Велосипед, прислоненный к боковой стенке кабины, был отцовский, дверь стояла настежь, но отца в кабине не было, он стоял снаружи, позади кабины и, покуривая, глядел в огонь или, вернее, в догорающие остатки огня, время от времени носком башмака озабоченно подпихивая туда, где еще теплилось, полусгоревшую бумагу. Рассердился он или был удивлен моему приходу? Он словно бы даже не узнал меня, стоял как истукан, обессиленный, отсутствующий и не отрываясь смотрел в огонь. Когда я поспешно стал палкой разгребать остатки костра у его ног, он не воспротивился. Все было кончено. Бесполезно пытаться что-то спасти. Клочок бумаги, крохотный, пощаженный пламенем, клочок голубой бумаги: обложка альбома с зарисовками. Отец сжег альбом с зарисовками художника к серии «Люди на побережье».

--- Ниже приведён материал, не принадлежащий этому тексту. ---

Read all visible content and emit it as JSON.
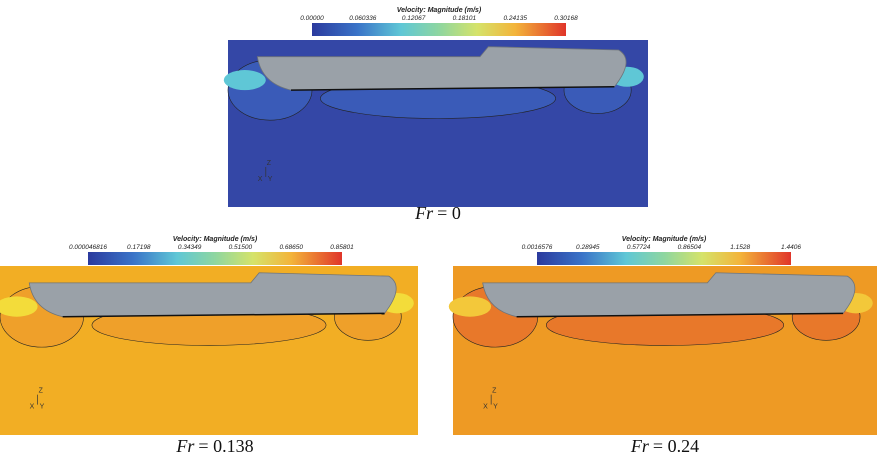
{
  "panels": [
    {
      "colorbar": {
        "title": "Velocity: Magnitude (m/s)",
        "ticks": [
          "0.00000",
          "0.060336",
          "0.12067",
          "0.18101",
          "0.24135",
          "0.30168"
        ]
      },
      "axes": {
        "z": "Z",
        "x": "X",
        "y": "Y"
      },
      "caption": {
        "variable": "Fr",
        "value": "= 0"
      }
    },
    {
      "colorbar": {
        "title": "Velocity: Magnitude (m/s)",
        "ticks": [
          "0.000046816",
          "0.17198",
          "0.34349",
          "0.51500",
          "0.68650",
          "0.85801"
        ]
      },
      "axes": {
        "z": "Z",
        "x": "X",
        "y": "Y"
      },
      "caption": {
        "variable": "Fr",
        "value": "= 0.138"
      }
    },
    {
      "colorbar": {
        "title": "Velocity: Magnitude (m/s)",
        "ticks": [
          "0.0016576",
          "0.28945",
          "0.57724",
          "0.86504",
          "1.1528",
          "1.4406"
        ]
      },
      "axes": {
        "z": "Z",
        "x": "X",
        "y": "Y"
      },
      "caption": {
        "variable": "Fr",
        "value": "= 0.24"
      }
    }
  ]
}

Я выпрямился и только испуганно на него посмотрел. Лицо его сияло тупым довольством, теперь, когда он это совершил, можно было постоять и спокойно покурить, словно после выполненного поручения. Там, на полуострове, перед догоревшими остатками костра я начал его страшиться, не его силы, или хитрости, или упорства, нет, а этой неискоренимой в нем непреклонности, страх этот был сильней внезапно вспыхнувшей ненависти, которая повелевала мне кинуться на него с кулаками и бить, бить его по ляжкам, по животу. Это тупое довольство! Это злобное спокойствие в нем! Я видеть его не мог, присев на корточки, стал забрасывать место, где горел костер, песком, струей сыпал тонкий песок на обугленные остатки, пока они не исчезли и ничто уже не напоминало о костре.

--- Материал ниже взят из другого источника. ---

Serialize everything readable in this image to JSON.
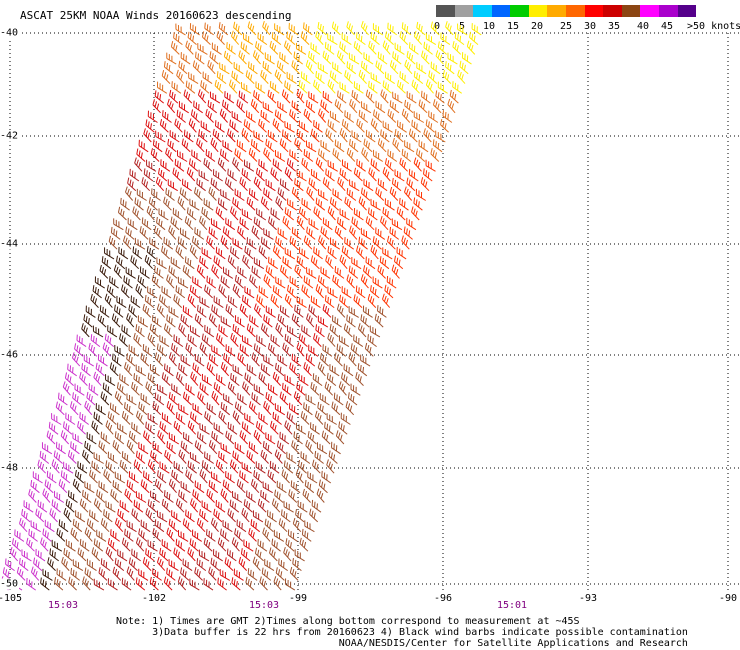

Ругбюльскому полицейскому, казалось, не было до этого никакого дела, он молча наблюдал за мной, несколько раз глубоко перевел дух, будто пробуждаясь от сна, однако, едва очнувшись, тут же опять погрузился в состояние тупого довольства. Нет, я тогда еще не удивился, когда вдруг почувствовал ломящую боль в висках, какое-то легкое онемение, и меня всего затрясло от страха, страха, впервые подсказавшего мне, что ничто, ничто уже не в безопасности от него в округе. С ужасающей своей непреклонностью он найдет любой тайник, подумал я и сразу подумал о моей коллекции на мельнице и о том, что необходимо ее получше от него спрятать, но куда?